In the U.S. general population, the estimated background risk of major birth defects and miscarriage in clinically recognized pregnancies is 2% to 4% and 15% to 20%, respectively.
Data
Animal Data
Animal reproduction studies have not been conducted with JEMPERLI to evaluate its effect on reproduction and fetal development. A central function of the PD-1/PD-L1 pathway is to preserve pregnancy by maintaining maternal immune tolerance to the fetus. In murine models of pregnancy, blockade of PD-L1 signaling has been shown to disrupt tolerance to the fetus and to result in an increase in fetal loss; therefore, potential risks of administering JEMPERLI during pregnancy include increased rates of abortion or stillbirth. As reported in the literature, there were no malformations related to the blockade of PD-1/PD-L1 signaling in the offspring of these animals; however, immune-mediated disorders occurred in PD-1 and PD-L1 knockout mice.
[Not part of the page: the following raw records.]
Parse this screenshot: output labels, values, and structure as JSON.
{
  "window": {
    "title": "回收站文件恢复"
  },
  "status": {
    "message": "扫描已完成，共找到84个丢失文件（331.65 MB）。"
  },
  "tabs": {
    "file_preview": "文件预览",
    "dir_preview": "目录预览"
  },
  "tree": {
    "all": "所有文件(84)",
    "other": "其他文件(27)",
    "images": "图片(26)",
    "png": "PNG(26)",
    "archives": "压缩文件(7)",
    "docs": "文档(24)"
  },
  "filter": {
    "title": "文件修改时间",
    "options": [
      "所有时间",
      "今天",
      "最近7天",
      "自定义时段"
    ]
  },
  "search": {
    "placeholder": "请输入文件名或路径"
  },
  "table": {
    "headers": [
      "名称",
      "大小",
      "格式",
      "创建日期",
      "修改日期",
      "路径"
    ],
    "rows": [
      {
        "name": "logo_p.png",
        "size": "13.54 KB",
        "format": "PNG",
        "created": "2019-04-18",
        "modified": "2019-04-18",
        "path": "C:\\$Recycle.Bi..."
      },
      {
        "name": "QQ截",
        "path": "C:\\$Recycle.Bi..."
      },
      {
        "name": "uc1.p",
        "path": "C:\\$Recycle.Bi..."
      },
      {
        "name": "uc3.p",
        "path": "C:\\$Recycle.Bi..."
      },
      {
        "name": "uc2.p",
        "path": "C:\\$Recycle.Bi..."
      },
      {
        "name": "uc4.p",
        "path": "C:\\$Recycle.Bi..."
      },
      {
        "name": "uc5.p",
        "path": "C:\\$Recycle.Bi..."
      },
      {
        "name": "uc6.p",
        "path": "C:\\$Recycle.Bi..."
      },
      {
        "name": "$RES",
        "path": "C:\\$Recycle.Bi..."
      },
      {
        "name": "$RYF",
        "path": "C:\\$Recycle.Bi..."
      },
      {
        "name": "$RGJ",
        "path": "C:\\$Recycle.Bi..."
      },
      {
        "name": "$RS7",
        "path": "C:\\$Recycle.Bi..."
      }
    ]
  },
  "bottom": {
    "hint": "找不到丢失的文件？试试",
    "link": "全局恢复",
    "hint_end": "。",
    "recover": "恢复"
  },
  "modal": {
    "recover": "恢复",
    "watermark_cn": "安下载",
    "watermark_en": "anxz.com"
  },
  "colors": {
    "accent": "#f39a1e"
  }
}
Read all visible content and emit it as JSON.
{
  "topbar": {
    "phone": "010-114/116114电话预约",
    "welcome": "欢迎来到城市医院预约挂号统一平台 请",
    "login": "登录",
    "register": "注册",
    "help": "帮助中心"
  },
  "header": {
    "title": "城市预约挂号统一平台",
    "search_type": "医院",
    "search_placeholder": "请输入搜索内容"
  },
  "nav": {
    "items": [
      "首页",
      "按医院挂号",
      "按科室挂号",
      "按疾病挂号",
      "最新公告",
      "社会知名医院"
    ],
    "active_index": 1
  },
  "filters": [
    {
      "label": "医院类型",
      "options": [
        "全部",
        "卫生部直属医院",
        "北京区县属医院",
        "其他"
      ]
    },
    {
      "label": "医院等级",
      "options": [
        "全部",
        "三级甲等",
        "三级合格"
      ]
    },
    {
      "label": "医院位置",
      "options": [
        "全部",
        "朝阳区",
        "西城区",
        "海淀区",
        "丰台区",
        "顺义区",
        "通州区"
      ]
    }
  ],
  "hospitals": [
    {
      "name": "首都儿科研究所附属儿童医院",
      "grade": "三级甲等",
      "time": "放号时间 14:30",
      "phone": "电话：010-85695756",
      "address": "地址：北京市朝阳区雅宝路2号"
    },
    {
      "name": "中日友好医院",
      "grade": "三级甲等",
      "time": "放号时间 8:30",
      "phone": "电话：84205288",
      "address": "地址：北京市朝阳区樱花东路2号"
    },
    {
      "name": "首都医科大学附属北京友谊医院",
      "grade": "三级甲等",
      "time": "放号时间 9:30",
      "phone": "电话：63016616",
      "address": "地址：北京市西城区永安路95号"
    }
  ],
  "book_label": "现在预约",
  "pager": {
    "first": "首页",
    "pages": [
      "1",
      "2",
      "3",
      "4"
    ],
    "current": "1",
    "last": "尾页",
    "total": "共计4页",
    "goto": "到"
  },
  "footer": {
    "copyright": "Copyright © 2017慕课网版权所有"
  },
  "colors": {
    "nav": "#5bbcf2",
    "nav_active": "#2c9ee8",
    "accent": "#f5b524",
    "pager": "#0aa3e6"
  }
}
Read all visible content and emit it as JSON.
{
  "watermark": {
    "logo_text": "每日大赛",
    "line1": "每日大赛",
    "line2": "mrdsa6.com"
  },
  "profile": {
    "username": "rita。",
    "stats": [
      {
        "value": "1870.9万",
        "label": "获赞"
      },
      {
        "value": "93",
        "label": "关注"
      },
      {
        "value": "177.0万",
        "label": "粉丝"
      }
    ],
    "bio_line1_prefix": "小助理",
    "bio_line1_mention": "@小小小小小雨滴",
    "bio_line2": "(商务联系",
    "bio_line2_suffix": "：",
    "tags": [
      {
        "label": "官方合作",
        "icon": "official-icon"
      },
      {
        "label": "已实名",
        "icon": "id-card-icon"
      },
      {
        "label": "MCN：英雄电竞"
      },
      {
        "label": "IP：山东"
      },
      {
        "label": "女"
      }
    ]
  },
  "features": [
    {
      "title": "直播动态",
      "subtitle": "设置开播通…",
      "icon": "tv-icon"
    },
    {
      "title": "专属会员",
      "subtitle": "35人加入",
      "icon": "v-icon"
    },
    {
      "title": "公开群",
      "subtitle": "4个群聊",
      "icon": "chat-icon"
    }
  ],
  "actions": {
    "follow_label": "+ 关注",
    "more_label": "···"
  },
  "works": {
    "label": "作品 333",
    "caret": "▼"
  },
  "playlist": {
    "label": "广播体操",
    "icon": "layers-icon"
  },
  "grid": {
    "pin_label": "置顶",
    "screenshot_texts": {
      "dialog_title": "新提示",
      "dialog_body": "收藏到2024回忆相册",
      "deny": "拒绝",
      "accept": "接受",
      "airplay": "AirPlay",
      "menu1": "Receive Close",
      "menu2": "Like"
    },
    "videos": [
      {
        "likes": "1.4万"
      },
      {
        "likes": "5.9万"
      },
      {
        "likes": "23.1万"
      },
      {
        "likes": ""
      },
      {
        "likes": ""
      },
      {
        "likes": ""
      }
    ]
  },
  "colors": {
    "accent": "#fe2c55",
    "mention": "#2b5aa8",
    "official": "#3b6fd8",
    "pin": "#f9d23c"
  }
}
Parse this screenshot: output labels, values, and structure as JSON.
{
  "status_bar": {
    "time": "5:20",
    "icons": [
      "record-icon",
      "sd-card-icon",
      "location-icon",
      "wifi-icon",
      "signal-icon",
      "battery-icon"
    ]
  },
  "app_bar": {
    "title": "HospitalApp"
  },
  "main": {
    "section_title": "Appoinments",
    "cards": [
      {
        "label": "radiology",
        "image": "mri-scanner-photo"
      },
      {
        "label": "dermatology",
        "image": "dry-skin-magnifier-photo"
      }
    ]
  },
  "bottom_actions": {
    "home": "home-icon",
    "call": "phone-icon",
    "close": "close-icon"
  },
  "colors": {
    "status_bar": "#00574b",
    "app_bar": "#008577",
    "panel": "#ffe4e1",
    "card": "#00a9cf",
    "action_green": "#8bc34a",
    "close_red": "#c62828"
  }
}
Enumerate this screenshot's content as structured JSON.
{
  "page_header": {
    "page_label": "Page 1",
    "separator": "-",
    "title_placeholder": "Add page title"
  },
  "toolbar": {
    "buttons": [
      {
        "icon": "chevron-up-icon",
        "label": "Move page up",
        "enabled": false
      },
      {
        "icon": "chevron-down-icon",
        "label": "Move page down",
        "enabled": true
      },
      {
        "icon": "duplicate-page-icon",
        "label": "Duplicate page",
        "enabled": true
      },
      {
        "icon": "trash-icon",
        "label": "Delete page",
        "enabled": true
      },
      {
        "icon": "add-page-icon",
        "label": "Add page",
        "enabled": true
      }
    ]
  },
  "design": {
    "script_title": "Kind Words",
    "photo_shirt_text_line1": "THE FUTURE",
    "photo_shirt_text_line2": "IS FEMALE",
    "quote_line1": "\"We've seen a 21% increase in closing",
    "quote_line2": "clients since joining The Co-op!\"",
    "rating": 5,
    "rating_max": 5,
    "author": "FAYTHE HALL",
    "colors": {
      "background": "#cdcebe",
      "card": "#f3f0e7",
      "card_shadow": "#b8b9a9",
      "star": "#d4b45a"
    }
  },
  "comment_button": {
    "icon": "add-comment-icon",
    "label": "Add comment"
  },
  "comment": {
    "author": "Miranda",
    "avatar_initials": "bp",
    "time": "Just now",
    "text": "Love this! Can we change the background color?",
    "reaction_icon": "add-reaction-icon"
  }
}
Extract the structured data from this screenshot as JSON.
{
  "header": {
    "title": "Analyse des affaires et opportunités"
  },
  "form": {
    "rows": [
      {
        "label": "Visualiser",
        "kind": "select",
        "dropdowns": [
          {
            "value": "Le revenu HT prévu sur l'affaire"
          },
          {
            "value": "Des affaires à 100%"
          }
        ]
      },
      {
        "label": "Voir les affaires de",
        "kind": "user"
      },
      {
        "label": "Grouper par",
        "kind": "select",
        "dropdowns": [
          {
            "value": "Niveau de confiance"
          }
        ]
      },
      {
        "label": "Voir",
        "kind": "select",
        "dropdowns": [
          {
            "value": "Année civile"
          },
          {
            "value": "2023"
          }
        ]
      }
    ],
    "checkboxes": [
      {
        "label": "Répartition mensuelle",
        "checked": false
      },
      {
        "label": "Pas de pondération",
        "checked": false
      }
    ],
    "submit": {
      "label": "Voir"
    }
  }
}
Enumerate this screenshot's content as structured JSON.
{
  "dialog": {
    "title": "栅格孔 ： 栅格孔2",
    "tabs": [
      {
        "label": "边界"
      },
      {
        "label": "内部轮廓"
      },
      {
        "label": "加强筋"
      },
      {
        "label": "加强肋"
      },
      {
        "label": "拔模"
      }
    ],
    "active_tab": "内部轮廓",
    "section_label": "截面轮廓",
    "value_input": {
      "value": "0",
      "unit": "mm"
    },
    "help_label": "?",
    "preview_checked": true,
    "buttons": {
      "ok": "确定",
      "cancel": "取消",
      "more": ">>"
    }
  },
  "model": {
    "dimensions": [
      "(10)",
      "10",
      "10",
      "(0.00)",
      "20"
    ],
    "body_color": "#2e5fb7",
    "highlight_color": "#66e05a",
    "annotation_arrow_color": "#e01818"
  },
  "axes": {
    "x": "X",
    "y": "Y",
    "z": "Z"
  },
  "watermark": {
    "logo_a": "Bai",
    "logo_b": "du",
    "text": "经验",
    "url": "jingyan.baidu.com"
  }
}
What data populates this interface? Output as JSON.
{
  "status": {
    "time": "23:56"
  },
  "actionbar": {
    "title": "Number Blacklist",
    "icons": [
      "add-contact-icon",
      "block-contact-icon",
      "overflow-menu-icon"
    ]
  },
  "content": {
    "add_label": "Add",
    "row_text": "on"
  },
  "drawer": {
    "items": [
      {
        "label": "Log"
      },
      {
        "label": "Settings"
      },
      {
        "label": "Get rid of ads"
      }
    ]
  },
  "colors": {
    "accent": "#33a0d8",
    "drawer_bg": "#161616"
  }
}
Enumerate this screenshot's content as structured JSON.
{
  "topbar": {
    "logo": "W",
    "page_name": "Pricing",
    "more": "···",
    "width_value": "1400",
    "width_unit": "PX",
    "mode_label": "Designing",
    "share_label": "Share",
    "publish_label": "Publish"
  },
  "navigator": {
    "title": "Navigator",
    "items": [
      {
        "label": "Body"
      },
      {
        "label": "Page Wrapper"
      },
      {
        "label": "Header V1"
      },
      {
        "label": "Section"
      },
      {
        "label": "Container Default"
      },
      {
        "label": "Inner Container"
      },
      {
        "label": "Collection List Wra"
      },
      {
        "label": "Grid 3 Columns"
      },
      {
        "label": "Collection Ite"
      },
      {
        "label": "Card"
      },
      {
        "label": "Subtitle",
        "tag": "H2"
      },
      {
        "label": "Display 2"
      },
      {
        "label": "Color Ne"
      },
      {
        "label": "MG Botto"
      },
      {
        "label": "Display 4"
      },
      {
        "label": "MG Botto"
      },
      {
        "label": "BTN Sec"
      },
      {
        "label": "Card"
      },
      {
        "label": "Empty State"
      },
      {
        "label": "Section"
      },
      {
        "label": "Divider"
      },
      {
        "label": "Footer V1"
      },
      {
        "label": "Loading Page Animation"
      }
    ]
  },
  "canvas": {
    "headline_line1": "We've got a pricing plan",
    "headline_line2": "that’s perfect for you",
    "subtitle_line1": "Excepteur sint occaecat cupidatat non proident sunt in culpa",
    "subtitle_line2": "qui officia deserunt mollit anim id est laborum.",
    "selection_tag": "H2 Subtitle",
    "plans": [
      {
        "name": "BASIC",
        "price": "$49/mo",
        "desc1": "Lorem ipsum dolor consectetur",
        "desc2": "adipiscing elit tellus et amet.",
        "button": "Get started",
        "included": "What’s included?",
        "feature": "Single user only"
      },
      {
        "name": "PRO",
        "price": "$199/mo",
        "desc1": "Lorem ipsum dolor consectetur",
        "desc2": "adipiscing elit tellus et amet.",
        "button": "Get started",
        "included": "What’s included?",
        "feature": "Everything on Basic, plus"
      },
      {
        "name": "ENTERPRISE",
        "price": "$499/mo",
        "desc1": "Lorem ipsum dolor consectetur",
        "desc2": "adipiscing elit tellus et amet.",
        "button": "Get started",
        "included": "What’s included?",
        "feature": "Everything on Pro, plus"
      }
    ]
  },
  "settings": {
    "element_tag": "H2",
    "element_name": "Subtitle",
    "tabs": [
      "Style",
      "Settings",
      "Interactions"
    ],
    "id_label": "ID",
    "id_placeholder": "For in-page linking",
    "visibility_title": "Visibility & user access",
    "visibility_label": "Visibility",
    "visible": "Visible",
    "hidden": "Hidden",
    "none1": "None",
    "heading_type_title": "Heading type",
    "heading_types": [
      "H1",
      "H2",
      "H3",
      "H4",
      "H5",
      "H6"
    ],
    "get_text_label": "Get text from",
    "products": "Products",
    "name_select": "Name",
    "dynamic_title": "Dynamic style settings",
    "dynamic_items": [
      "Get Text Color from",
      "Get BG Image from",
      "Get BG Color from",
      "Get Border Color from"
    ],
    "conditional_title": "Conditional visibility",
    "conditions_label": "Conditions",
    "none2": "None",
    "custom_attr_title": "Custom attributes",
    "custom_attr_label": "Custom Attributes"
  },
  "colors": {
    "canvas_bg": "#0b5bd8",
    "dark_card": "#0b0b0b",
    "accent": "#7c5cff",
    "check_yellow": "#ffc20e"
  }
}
Based on its mechanism of action, fetal exposure to dostarlimab-gxly may increase the risk of developing immune-mediated disorders or altering the normal immune response.
Lactation
Risk Summary
There is no information regarding the presence of dostarlimab-gxly in human milk or its effects on the breastfed child or on milk production. Maternal IgG is known to be present in human milk. The effects of local gastrointestinal exposure and limited systemic exposure in the breastfed child to JEMPERLI are unknown. Because of the potential for serious adverse reactions in a breastfed child, advise women not to breastfeed during treatment and for 4 months after the last dose of JEMPERLI.
Females And Males Of Reproductive Potential
JEMPERLI can cause fetal harm when administered to a pregnant woman [see Use In Specific Populations].
Pregnancy Testing
Verify pregnancy status in females of reproductive potential prior to initiating JEMPERLI [see Use In Specific Populations].
Contraception
Females
Advise females of reproductive potential to use effective contraception during treatment with JEMPERLI and for 4 months after the last dose.
Pediatric Use
The safety and efficacy of JEMPERLI have not been established in pediatric patients.
Geriatric Use
In Combination With Carboplatin And Paclitaxel
Of the 241 patients treated with JEMPERLI in RUBY, 52.3% were younger than 65 years, 36.5% were aged 65 through 74 years, and 11.2% were 75 years or older. No overall differences in safety or effectiveness were observed between these patients and younger patients.
As A Single Agent
Of the 605 patients treated with JEMPERLI in GARNET, 51.6% were younger than 65 years, 36.9% were aged 65 through 74 years, and 11.5% were 75 years or older. No overall differences in safety or effectiveness were observed between these patients and younger patients.